Limit of $\left\lfloor x \left\lfloor \frac1x \right\rfloor \right\rfloor$, as $x$ goes to zero 
Find $\lim\limits_{x\to 0^+}\left\lfloor x \left\lfloor \frac1x \right\rfloor \right\rfloor$ and  $\lim\limits_{x\to 0^-}\left\lfloor x \left\lfloor \frac1x \right\rfloor \right\rfloor$ ?

See the plot of the function in GeoGebra. In the chart it seems that $\lim\limits_{x\to 0^+}\left\lfloor x \left\lfloor \frac1x \right\rfloor \right\rfloor=0$ and $\lim\limits_{x\to 0^-}\left\lfloor x \left\lfloor \frac1x \right\rfloor \right\rfloor=1$ but I don't know how to prove it.

 A: If we look at $$f(x)=\lfloor \frac1x \lfloor x\rfloor\rfloor$$
Then for $n\in \Bbb{N}$ and $x\in(n,n+1)$ we have that $$\frac1x\lfloor x\rfloor=\frac{n}{x}<1$$ so $f(x)=0$ and for $x\in(-n-1,-n)$ we have that $$\frac1x\lfloor x\rfloor =\frac{-n-1}{x}>1$$ and that is also $<2$ so $f(x)=1$.
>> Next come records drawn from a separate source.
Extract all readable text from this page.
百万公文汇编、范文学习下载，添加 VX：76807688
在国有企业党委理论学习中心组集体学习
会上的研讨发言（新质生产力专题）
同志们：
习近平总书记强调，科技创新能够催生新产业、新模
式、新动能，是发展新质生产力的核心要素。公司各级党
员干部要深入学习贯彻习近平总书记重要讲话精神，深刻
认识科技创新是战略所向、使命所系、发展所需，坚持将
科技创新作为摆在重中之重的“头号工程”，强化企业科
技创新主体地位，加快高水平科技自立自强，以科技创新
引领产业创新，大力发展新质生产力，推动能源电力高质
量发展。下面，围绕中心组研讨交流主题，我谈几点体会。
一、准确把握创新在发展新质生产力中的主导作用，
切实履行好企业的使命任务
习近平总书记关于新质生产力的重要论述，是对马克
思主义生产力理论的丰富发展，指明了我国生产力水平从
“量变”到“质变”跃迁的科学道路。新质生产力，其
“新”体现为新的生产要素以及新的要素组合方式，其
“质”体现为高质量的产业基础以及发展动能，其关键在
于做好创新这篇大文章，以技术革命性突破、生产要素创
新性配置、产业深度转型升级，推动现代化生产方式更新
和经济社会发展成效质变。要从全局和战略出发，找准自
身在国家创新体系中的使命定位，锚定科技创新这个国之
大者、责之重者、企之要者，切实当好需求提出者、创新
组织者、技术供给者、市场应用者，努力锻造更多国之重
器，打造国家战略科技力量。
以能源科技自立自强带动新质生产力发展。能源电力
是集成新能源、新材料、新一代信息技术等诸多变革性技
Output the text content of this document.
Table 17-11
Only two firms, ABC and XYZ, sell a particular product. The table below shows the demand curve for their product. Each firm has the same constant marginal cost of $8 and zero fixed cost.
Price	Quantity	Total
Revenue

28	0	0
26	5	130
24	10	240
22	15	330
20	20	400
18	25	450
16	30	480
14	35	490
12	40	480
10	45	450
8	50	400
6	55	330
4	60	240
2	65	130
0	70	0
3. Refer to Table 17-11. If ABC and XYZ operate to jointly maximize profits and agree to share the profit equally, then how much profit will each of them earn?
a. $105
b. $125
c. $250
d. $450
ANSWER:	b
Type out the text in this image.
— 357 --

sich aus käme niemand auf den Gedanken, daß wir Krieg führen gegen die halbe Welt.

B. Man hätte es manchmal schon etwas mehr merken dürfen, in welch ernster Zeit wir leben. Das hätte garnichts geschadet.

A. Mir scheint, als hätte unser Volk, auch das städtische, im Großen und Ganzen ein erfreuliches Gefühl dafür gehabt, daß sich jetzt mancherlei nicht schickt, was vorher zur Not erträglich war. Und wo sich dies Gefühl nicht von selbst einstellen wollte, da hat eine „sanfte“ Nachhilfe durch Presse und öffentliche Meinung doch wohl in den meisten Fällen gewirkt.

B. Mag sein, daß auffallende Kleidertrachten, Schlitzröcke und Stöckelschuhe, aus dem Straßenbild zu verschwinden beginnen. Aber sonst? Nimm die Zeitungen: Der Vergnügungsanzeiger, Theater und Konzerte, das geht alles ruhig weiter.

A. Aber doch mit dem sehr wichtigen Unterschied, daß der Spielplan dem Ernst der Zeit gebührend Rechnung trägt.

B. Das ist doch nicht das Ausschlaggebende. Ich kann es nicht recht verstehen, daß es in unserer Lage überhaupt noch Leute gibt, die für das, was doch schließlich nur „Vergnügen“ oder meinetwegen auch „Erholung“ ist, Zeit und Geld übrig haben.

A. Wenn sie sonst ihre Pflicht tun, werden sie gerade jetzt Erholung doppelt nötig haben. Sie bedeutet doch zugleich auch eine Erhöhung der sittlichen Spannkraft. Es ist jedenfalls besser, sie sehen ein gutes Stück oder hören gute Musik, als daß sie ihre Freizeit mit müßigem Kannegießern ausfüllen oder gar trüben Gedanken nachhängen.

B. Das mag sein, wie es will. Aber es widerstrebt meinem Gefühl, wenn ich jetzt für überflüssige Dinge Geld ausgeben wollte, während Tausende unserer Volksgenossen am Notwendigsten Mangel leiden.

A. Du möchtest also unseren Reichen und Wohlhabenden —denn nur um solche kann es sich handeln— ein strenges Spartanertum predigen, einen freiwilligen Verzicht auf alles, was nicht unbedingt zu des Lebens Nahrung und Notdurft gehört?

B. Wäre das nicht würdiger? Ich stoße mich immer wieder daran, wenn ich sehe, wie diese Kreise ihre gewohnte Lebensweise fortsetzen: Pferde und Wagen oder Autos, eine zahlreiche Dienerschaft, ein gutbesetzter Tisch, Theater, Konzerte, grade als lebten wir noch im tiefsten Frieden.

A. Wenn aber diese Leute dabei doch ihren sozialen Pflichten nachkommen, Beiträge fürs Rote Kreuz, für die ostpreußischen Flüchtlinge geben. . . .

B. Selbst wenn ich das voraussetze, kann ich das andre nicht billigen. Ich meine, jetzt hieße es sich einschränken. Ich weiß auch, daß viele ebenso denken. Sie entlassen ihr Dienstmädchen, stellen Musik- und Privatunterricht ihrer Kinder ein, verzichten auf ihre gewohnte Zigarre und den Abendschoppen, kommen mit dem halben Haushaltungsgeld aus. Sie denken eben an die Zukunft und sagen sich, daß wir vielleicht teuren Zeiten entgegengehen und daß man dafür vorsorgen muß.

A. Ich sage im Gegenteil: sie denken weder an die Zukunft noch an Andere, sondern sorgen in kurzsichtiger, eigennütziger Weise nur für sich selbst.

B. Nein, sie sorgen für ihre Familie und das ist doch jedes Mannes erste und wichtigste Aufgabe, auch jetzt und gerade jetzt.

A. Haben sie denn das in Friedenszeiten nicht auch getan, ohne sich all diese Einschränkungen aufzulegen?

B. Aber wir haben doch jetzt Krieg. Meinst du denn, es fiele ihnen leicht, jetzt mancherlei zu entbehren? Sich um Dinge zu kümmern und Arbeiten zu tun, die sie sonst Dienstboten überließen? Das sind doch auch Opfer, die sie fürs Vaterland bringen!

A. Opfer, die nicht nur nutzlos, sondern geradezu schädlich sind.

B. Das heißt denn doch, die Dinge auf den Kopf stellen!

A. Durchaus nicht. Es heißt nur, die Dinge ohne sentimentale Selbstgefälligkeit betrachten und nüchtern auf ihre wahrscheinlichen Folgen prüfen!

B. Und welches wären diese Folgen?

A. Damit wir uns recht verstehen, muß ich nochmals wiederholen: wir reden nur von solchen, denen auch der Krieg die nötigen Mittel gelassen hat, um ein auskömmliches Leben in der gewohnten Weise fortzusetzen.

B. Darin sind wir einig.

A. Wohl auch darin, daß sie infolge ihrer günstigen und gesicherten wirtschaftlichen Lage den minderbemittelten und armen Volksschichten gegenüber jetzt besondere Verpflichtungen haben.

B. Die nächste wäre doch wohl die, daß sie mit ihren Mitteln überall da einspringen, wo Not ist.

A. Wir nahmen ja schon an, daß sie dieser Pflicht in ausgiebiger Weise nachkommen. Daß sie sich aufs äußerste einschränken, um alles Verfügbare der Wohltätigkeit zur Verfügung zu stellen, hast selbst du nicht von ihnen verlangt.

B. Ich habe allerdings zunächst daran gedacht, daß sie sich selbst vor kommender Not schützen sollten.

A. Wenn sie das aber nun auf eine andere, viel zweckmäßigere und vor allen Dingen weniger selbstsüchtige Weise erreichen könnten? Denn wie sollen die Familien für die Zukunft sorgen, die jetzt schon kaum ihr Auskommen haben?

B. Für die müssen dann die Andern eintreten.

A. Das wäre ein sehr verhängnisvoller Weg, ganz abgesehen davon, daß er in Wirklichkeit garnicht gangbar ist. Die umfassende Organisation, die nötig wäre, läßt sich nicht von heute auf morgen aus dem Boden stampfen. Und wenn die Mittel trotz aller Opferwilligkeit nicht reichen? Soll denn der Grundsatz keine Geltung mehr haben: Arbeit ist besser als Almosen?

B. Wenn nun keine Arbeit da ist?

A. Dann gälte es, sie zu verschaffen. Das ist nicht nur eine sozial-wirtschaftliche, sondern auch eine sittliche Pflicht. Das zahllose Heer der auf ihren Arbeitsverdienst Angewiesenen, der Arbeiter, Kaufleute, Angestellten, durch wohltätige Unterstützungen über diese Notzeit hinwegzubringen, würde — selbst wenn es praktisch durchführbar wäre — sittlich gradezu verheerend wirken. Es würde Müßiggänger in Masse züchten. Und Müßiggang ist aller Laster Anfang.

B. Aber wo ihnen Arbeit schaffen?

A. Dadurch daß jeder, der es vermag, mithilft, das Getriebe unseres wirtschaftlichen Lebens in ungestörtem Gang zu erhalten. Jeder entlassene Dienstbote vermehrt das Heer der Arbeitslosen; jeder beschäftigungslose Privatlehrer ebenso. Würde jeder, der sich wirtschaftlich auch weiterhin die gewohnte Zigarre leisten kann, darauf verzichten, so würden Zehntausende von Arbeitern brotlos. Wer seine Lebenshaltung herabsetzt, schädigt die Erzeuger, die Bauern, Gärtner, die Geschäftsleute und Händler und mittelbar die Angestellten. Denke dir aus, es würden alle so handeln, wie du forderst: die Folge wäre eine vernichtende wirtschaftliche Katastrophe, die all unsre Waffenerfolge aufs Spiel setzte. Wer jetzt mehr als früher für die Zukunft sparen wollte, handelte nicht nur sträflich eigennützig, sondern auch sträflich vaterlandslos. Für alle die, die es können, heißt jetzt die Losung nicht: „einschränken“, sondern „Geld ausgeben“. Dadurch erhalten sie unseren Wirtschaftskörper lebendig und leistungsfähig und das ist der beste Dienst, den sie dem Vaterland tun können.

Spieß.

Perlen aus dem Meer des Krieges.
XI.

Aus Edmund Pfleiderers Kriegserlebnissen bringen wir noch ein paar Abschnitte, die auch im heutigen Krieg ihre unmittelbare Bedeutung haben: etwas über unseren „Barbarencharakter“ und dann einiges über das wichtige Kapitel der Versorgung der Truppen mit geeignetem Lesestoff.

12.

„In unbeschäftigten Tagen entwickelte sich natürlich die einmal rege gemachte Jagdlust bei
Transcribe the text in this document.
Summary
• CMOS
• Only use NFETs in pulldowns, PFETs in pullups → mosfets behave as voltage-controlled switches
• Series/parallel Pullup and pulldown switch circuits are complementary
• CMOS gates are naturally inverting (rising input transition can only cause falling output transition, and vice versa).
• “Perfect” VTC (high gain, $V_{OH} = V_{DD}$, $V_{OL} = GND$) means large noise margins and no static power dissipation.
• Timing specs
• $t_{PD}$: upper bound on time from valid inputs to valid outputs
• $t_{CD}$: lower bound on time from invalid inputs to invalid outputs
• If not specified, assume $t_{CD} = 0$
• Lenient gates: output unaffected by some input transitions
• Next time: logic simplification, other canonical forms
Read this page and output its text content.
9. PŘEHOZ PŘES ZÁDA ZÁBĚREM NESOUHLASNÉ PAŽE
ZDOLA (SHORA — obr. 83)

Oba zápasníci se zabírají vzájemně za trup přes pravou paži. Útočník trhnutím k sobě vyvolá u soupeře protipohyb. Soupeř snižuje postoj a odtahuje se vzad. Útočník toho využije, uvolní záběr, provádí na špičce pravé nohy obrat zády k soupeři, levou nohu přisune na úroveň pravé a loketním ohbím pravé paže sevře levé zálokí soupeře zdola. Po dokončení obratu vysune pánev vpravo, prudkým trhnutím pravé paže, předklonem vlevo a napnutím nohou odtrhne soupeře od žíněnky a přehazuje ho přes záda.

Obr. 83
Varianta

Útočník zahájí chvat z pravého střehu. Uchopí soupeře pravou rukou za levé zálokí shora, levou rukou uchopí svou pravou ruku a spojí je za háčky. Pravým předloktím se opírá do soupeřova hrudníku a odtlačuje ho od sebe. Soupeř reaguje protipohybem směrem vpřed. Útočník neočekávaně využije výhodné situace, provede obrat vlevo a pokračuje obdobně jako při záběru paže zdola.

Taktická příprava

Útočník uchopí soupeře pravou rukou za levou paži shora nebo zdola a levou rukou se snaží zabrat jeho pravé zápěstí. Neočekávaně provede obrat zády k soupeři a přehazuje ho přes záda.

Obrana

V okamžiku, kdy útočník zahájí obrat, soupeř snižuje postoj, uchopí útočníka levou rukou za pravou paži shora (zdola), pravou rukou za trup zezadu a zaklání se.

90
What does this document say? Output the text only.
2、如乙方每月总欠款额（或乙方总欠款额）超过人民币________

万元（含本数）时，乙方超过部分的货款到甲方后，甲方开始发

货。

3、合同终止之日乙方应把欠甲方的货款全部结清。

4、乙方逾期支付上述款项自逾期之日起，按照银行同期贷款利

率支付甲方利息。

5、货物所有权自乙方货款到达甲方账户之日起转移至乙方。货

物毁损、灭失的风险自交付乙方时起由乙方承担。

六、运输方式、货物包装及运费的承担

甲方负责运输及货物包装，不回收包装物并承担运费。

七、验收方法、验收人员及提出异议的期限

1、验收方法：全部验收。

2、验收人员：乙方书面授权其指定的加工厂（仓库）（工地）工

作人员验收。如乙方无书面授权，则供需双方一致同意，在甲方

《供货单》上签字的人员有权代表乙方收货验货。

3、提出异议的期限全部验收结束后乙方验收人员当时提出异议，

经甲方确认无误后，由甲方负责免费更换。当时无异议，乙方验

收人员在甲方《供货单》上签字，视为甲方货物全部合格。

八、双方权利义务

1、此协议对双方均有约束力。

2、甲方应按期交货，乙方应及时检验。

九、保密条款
So you could make a mistake (like I did) by saying $$\lim_{x\to\infty}f(x)=0=\lim_{x\to0^+}f(\frac1x)\\\lim_{x\to-\infty}f(x)=1=\lim_{x\to0^-}f(\frac1x)$$
However the function is actually discontinuous at positive integers because $f(1)=f(2)=\cdots=f(n)=1$ even though $\lim_{x\to n}f(x) = 0$ the overall limit to infinity doesn't exist.
The function is continuous for $x<-1$ hence the limit for $-\infty$ is indeed $$\lim_{x\to-\infty}f(x)=1=\lim_{x\to0^-}f(\frac1x)$$
A: $\lim\limits_{x\to 0^-}\left\lfloor x \left\lfloor \frac1x \right\rfloor \right\rfloor$ is indeed equal to $1$.
But $\lim\limits_{x\to 0^+}\left\lfloor x \left\lfloor \frac1x \right\rfloor \right\rfloor$ doesn't exist, because when $x=1/n$ for some positive integer $n$, then $\left\lfloor x \left\lfloor \frac1x \right\rfloor \right\rfloor$ is equal to $1$, not $0$.